De hecho, uno de los problemas del sistema político español es la falta de reconocimiento de la legitimidad democrática de los actores políticos que no acatan acríticamente los consensos establecidos durante la Transición. Así, independentistas vascos, catalanes o, también, partidos con un discurso levemente rupturista, como Podemos, son convertidos en anatema por obra de los poderes fácticos y los medios de comunicación a su disposición. Con ello no sólo se demoniza a determinados partidos o ideas. El problema es que directamente se coloca a los ciudadanos que comparten esas ideas en una posición externa al sistema, a veces incluso al borde de la ilegalidad. La gravedad de que quienes otorgan legitimidad a otros puedan colocarlos, a su vez, en una posición de ilegalidad, es parte de los problemas que arrastramos.

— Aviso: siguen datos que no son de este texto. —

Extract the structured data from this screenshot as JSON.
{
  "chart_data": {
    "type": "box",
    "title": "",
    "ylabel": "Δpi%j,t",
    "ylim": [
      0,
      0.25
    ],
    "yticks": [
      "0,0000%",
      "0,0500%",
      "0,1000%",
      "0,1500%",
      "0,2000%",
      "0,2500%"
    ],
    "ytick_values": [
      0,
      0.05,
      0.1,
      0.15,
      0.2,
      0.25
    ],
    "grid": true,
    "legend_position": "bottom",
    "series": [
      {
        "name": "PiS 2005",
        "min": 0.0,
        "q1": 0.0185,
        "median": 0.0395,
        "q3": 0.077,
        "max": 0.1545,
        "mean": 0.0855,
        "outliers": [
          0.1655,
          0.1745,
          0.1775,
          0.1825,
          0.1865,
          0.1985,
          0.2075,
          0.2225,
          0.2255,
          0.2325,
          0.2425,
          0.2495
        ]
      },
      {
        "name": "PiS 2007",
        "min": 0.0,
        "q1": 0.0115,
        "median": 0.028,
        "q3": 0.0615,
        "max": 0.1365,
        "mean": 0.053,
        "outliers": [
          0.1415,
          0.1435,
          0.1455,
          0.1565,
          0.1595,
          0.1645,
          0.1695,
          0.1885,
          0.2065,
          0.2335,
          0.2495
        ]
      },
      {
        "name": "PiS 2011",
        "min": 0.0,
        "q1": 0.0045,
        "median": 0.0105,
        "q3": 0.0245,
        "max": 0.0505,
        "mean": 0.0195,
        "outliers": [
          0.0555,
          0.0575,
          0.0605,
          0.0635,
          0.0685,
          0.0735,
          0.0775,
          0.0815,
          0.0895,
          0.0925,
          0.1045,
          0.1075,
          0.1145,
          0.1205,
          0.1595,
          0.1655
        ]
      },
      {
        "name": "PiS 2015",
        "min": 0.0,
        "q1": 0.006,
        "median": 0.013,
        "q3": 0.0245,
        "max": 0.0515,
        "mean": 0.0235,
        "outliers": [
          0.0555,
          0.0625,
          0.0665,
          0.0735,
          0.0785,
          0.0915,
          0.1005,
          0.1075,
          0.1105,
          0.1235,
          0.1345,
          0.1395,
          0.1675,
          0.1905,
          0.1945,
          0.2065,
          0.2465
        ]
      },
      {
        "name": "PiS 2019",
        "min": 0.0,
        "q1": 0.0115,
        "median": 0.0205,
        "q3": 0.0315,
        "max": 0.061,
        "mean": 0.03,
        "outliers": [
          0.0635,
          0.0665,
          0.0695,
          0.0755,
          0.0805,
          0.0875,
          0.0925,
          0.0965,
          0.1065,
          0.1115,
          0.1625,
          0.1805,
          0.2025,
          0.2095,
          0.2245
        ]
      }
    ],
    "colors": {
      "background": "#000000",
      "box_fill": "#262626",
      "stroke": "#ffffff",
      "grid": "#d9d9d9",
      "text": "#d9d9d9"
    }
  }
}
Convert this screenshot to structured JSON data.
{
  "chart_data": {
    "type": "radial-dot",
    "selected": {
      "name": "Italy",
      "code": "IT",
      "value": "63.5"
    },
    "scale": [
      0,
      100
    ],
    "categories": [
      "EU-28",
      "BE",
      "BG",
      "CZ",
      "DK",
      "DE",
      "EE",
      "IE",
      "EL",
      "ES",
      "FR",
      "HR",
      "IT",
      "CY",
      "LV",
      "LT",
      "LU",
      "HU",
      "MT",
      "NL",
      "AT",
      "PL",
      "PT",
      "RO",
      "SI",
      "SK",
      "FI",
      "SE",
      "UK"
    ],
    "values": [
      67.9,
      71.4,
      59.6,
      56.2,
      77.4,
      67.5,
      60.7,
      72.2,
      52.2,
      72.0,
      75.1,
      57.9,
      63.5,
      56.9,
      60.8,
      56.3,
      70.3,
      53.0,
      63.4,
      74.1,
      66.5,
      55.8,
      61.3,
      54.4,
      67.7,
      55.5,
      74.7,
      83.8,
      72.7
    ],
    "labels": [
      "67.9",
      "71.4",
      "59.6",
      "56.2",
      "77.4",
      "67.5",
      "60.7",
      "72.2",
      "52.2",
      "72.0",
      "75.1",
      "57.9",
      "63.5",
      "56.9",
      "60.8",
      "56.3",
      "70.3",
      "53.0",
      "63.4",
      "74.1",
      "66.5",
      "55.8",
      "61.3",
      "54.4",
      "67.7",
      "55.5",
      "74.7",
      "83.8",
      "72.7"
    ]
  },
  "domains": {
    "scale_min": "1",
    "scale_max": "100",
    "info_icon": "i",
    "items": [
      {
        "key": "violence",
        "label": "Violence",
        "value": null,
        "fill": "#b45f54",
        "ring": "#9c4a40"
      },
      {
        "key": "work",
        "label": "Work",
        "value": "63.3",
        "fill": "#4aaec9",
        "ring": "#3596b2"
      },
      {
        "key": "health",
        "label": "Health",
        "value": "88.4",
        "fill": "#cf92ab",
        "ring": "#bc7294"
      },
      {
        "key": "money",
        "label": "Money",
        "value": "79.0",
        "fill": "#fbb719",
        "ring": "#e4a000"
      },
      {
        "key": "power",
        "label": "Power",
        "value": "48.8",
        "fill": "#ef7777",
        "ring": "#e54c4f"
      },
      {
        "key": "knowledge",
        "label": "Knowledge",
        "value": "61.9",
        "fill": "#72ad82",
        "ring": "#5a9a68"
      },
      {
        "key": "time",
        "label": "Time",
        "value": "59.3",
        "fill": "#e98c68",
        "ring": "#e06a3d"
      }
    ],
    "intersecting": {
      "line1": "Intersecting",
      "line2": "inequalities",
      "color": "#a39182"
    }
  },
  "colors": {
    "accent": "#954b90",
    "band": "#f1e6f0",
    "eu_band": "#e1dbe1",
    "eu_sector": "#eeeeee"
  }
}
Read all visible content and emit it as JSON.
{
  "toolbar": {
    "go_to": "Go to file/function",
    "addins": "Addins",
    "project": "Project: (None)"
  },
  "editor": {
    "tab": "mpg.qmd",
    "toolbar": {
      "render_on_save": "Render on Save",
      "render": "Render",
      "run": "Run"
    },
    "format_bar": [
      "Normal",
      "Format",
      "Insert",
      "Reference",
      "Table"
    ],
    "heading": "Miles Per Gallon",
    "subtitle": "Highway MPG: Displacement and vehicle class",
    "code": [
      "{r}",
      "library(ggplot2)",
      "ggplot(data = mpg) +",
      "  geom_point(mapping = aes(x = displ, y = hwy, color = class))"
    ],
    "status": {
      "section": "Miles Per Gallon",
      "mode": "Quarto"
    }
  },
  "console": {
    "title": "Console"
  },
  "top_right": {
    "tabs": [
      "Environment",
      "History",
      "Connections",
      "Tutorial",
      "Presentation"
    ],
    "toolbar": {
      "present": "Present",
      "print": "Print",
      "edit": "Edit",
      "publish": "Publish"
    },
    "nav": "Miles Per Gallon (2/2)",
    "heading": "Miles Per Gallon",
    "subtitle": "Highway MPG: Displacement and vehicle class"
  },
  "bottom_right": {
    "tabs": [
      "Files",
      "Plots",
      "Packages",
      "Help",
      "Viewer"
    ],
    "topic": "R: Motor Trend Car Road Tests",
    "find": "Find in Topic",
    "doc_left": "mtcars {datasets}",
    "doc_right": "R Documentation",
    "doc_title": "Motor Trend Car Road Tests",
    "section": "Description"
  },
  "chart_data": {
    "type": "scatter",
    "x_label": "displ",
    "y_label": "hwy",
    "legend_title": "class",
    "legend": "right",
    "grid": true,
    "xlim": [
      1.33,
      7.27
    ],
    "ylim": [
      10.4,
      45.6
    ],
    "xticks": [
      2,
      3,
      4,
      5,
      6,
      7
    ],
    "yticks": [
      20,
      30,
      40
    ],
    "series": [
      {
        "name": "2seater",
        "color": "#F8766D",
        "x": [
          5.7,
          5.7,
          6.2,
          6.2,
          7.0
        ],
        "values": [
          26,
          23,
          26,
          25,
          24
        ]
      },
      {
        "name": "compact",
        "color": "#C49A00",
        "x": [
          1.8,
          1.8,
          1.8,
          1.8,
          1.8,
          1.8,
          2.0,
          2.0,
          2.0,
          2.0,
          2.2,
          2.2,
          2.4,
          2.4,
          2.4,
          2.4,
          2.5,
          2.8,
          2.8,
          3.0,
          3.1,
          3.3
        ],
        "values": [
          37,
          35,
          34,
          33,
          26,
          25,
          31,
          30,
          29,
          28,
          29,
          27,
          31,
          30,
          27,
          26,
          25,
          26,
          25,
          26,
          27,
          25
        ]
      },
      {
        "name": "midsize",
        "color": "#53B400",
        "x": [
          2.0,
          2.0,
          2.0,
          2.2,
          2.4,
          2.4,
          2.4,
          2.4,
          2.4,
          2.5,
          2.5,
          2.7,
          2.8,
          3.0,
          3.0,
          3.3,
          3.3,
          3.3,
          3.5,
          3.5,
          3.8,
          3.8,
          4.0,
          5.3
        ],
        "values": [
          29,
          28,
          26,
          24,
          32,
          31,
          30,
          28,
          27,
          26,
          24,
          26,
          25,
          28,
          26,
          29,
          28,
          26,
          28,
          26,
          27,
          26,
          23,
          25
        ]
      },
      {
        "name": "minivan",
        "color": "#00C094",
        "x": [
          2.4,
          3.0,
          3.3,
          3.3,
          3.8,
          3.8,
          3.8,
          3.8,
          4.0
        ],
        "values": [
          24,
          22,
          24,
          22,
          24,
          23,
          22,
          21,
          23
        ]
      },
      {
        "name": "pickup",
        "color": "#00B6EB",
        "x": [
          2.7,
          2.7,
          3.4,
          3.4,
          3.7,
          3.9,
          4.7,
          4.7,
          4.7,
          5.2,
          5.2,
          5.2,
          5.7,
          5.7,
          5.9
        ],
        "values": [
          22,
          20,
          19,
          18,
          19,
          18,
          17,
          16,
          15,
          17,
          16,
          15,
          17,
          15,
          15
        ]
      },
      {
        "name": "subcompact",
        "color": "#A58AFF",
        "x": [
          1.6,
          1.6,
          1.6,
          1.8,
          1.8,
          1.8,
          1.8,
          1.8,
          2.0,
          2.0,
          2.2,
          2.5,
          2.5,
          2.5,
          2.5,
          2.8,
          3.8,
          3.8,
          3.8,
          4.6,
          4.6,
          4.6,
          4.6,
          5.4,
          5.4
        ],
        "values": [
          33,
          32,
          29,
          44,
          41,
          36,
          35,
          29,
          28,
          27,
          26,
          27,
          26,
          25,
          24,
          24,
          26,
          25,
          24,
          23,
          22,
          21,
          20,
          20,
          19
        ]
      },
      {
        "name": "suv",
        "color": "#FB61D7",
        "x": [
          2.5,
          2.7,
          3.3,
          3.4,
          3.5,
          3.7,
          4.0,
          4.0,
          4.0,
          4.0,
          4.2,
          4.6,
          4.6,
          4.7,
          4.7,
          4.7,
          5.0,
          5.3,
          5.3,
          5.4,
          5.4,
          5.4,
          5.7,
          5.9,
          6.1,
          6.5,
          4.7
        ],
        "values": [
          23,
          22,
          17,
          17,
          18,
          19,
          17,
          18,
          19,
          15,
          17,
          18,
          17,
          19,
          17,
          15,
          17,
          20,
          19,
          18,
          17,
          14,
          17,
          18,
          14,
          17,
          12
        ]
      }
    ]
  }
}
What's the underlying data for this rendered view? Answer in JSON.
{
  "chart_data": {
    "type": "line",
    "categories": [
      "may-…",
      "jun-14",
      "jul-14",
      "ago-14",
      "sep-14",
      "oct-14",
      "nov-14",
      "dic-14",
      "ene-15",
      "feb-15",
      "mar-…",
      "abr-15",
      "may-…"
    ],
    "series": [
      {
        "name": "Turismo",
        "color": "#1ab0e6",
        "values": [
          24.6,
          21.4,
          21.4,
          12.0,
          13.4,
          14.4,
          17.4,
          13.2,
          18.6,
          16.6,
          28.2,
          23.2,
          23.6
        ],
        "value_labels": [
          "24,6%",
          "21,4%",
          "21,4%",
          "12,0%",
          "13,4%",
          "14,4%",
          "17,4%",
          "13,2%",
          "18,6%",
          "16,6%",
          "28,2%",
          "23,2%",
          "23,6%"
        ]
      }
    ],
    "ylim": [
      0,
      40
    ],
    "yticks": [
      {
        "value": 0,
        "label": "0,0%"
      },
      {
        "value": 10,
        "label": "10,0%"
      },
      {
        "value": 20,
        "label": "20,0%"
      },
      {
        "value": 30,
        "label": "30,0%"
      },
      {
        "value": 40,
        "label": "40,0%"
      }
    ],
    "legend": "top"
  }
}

Los orígenes de nuestro régimen político han determinado la obstrucción de ciertos debates que, a estas alturas, parecen impostergables. Quizás sea hora de reconocer que la “indisoluble unidad de la Nación española, patria común e indivisible de todos los españoles”, como reza el artículo 2 de la Constitución, es una premisa que ha dejado de concitar consensos. Aunque las fuerzas conservadoras, presentes tanto en los dos grandes partidos políticos del sistema, PP y PSOE, como en otros actores institucionales, no quieran oír hablar de reformas constitucionales, lo cierto es que el orden constitucional emanado de un momento político post-dictadura no parece preparado para enfrentar una realidad política bastante distinta.
Las nuevas geometrías parlamentarias son reflejo de un cambio social que, entre otras cosas, otorga mayor representación a unas fuerzas nacionalistas periféricas que, a diferencia de otros momentos anteriores, impugnan los consensos del statu quo, sea en su forma territorial, en el plano económico o en ambos. Esta realidad empuja a que España deba afrontar el debate sobre su futuro territorial con instrumentos políticos, no judiciales ni penales. Negarse a hacerlo significa ignorar la voluntad de una parte del pueblo soberano, obturar toda posibilidad de transformación y, sobre todo, de adaptación del sistema a la realidad de una correlación de fuerzas muy distante, y distinta, de la que dio lugar a los pactos de una élite que debería reconocer que su orden institucional y constitucional ya no representa al conjunto de ciudadanos del Estado. Mientras esto no se haga, el rey Felipe VI podrá realizar todos los discursos que quiera afirmando que “la Constitución española es de todos y para todos” pero esto sólo será una frase vacía, como el conflicto catalán ha puesto en evidencia.
Sería un grave error que el conjunto de las fuerzas políticas del régimen español, que se fundó en un gran proceso de amnistía y amnesia colectiva sobre crímenes de sangre de una dictadura –crímenes que, por cierto, son imprescriptibles y no amnistiables según la legislación internacional– no acepte amnistiar a quienes, por lo demás, no tienen las manos manchadas de sangre. El delito de impugnar la legalidad de un orden institucional español que, con su inflexibilidad, perdió la legitimidad entre un sector del pueblo catalán, no debería nunca merecer mayor dureza que la que se aplicó a quienes cometieron crímenes de lesa humanidad en nombre de la salvación de la patria española.